Брошенная баня стояла на берегу реки, впрочем, такой уж брошенной ее считать не стоило – скорей, она была общей. Девки ходили в нее гадать, мужики – попариться в компании подальше от жен, да еще и с удовольствием нырнуть после этого в реку – Рядок стоял вдоль дороги, а не вдоль реки, как нормальные поселения, и летом после парной окунались в бочки с водой, а зимой просто обтирались снегом. Часто именно в эту баню приводили рожениц, особенно в случае тяжелых родов – суеверия насквозь пропитывали жизнь Рядка, и рожать следовало подальше от дома.

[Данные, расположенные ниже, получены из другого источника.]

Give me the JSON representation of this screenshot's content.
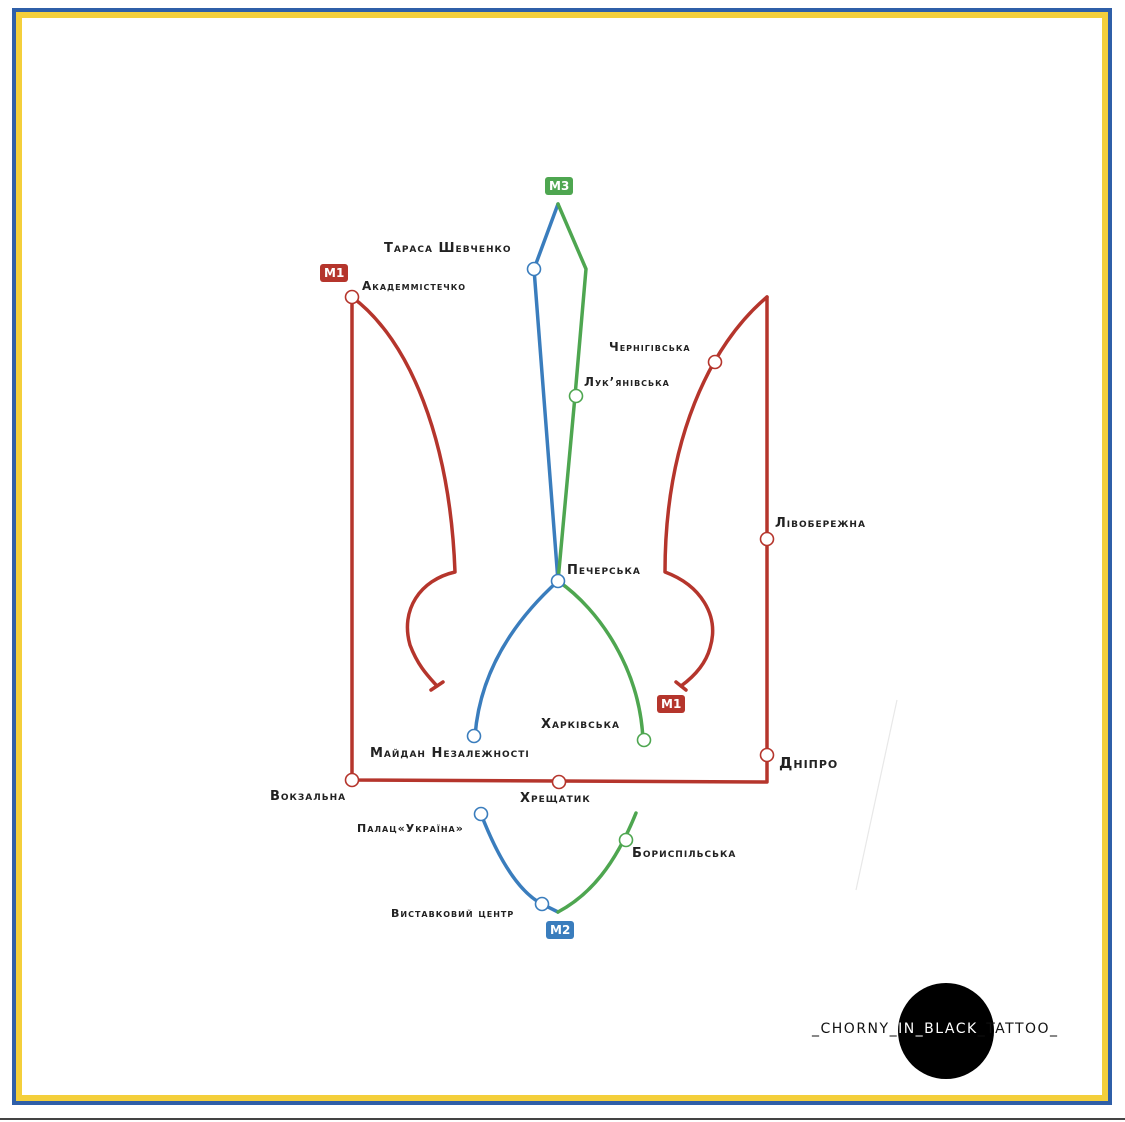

Нечай увидел свет в маленьком окне еще с дороги, свернул к берегу и, спускаясь по утоптанной тропинке, которую высушило ночным морозцем, почувствовал вчерашнее беспокойство. Никакого тумана под ногами не было, тишина не зудела в ушах, но ему показалось, что на него смотрят. Его догнал порыв ветра, стелящегося по земле, шевельнул сухую траву и покатился вперед. Ледяного ветра – Нечай тут же заметил, как холодно стало ногам. И тогда он в первый раз подумал, что к девкам в баню ходит не Афонька. Баня – место нехорошее, и после полуночи задерживаться там не стоит, некоторые семьи в Рядке не мылись даже после наступления темноты. Нечай никогда не доверял суевериям, но дед-ведун, у которого он прожил три месяца, сбежав с рудника, считал предрассудки крестьян отголосками древних забытых знаний. Со временем люди утратили истину, а на ее месте остался набор правил, которые нужно соблюдать. И чем больше времени проходит, тем сильней искажается смысл этих правил.